Mental Health Blog

Yoga Breathing Shows Promise | treating Depression

Written by MaryAPRN.com/ Advanced Practice Psych LLC | Thu, Mar 09, 2017 @ 04:05 PM

A meditative practice known as Sudarshan Kriya yoga — includes a series of sequential, rhythm-specific breathing exercises designed to bring participants into a deep, restful state.

An 8-week breathing-based meditation intervention significantly improved depression and anxiety symptoms in patients who did not fully respond to antidepressants, compared with patients who did not participate in the intervention.

The findings of the small study are published online in the Journal of Clinical Psychiatry.

“With such a large portion of patients who do not fully respond to antidepressants, it’s important we find new avenues that work best for each person to beat their depression,” said researcher Anup Sharma, MD, PhD, a neuropsychiatry research fellow in the department of psychiatry at the University of Pennsylvania. “Here, we have a promising, lower-cost therapy that could potentially serve as an effective, nondrug approach for patients battling this disease.”

For the study, researchers randomly assigned 13 patients to 8 weeks of Sudarshan Kriya yoga and 12 patients to a control group. All 25 participants had major depressive disorder and were still depressed at baseline despite undergoing 8 or more weeks of antidepressant therapy, researchers reported.

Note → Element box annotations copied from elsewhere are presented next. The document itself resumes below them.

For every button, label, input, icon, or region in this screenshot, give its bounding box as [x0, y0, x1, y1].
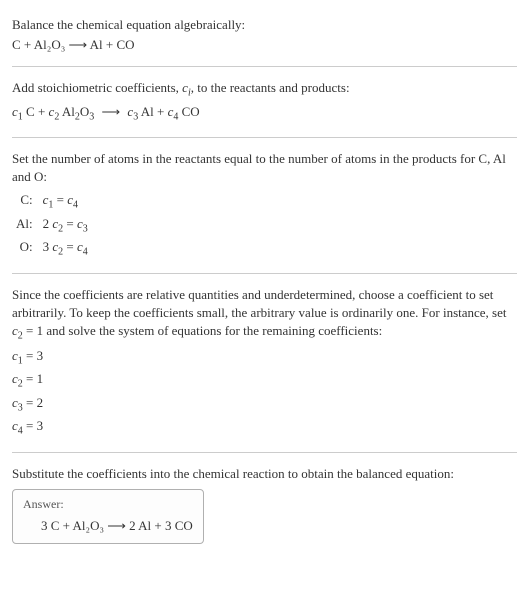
- text: O: [80, 104, 89, 119]
- section-atoms: Set the number of atoms in the reactants…: [12, 142, 517, 269]
- text: C +: [23, 104, 49, 119]
- solve-intro: Since the coefficients are relative quan…: [12, 286, 517, 344]
- coefficient-line: c3 = 2: [12, 393, 517, 417]
- value: = 3: [23, 348, 43, 363]
- eq: =: [63, 216, 77, 231]
- element-label: C:: [12, 190, 39, 214]
- text: = 1 and solve the system of equations fo…: [23, 323, 382, 338]
- coefficient-line: c1 = 3: [12, 346, 517, 370]
- text: Since the coefficients are relative quan…: [12, 287, 507, 320]
- coefficient-line: c2 = 1: [12, 369, 517, 393]
- c-sub: 4: [83, 247, 88, 258]
- answer-box: Answer: 3 C + Al₂O₃ ⟶ 2 Al + 3 CO: [12, 489, 204, 544]
- coefficient-values: c1 = 3c2 = 1c3 = 2c4 = 3: [12, 346, 517, 440]
- coefficient-line: c4 = 3: [12, 416, 517, 440]
- section-answer: Substitute the coefficients into the che…: [12, 457, 517, 552]
- text: Add stoichiometric coefficients,: [12, 80, 182, 95]
- text: Al +: [138, 104, 167, 119]
- atom-row: Al:2 c2 = c3: [12, 214, 92, 238]
- answer-label: Answer:: [23, 496, 193, 513]
- atom-row: C:c1 = c4: [12, 190, 92, 214]
- balance-equation: 3 c2 = c4: [39, 237, 92, 261]
- pre: 2: [43, 216, 53, 231]
- divider: [12, 137, 517, 138]
- section-coefficients: Add stoichiometric coefficients, ci, to …: [12, 71, 517, 132]
- pre: 3: [43, 239, 53, 254]
- divider: [12, 273, 517, 274]
- value: = 3: [23, 418, 43, 433]
- generic-equation: c1 C + c2 Al2O3 ⟶ c3 Al + c4 CO: [12, 103, 517, 125]
- eq: =: [53, 192, 67, 207]
- section-problem: Balance the chemical equation algebraica…: [12, 8, 517, 62]
- section-solve: Since the coefficients are relative quan…: [12, 278, 517, 448]
- divider: [12, 452, 517, 453]
- coefficients-intro: Add stoichiometric coefficients, ci, to …: [12, 79, 517, 101]
- element-label: O:: [12, 237, 39, 261]
- ci-symbol: ci: [182, 80, 191, 95]
- atoms-intro: Set the number of atoms in the reactants…: [12, 150, 517, 186]
- balance-equation: c1 = c4: [39, 190, 92, 214]
- eq: =: [63, 239, 77, 254]
- text: CO: [178, 104, 199, 119]
- atom-row: O:3 c2 = c4: [12, 237, 92, 261]
- answer-intro: Substitute the coefficients into the che…: [12, 465, 517, 483]
- atom-balance-table: C:c1 = c4Al:2 c2 = c3O:3 c2 = c4: [12, 190, 92, 261]
- problem-intro: Balance the chemical equation algebraica…: [12, 16, 517, 34]
- c-sub: 3: [83, 223, 88, 234]
- element-label: Al:: [12, 214, 39, 238]
- c-sub: 4: [73, 200, 78, 211]
- value: = 1: [23, 371, 43, 386]
- arrow: ⟶: [94, 104, 127, 119]
- value: = 2: [23, 395, 43, 410]
- balance-equation: 2 c2 = c3: [39, 214, 92, 238]
- text: Al: [59, 104, 75, 119]
- text: , to the reactants and products:: [191, 80, 350, 95]
- divider: [12, 66, 517, 67]
- unbalanced-equation: C + Al₂O₃ ⟶ Al + CO: [12, 36, 517, 54]
- balanced-equation: 3 C + Al₂O₃ ⟶ 2 Al + 3 CO: [23, 517, 193, 535]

Patients in the control group were offered the yoga intervention at the study’s end.

In the first week of the study, the treatment group completed 6 sessions on Sudarshan Kriya yoga, yoga postures, sitting meditation, and stress education. For the subsequent weeks, they attended weekly Sudarshan Kriya yoga sessions and practiced the technique at home.

Patients assigned to the breathing-based meditation, researchers found, had a significantly greater improvement in total scores on the Hamilton Depression Rating Scale at the end of the study, compared with patients in the control group. The yoga group improved scores by an average 10.27 points, while the control group showed no improvements.

In addition, patients in the yoga group showed significant improvements in total scores on the Beck Depression Inventory (15.48-point improvement) and the Beck Anxiety Inventory (5.19-point improvement), compared with the control group.

The results suggest both feasibility and promise of Sudarshan Kriya yoga as an adjunctive intervention for patients who do not respond to antidepressants for major depressive disorder, researchers concluded.

“The next step in this research,” Dr. Sharma said, “is to conduct a larger study evaluating how this intervention impacts brain structure and function in patients who have major depression.”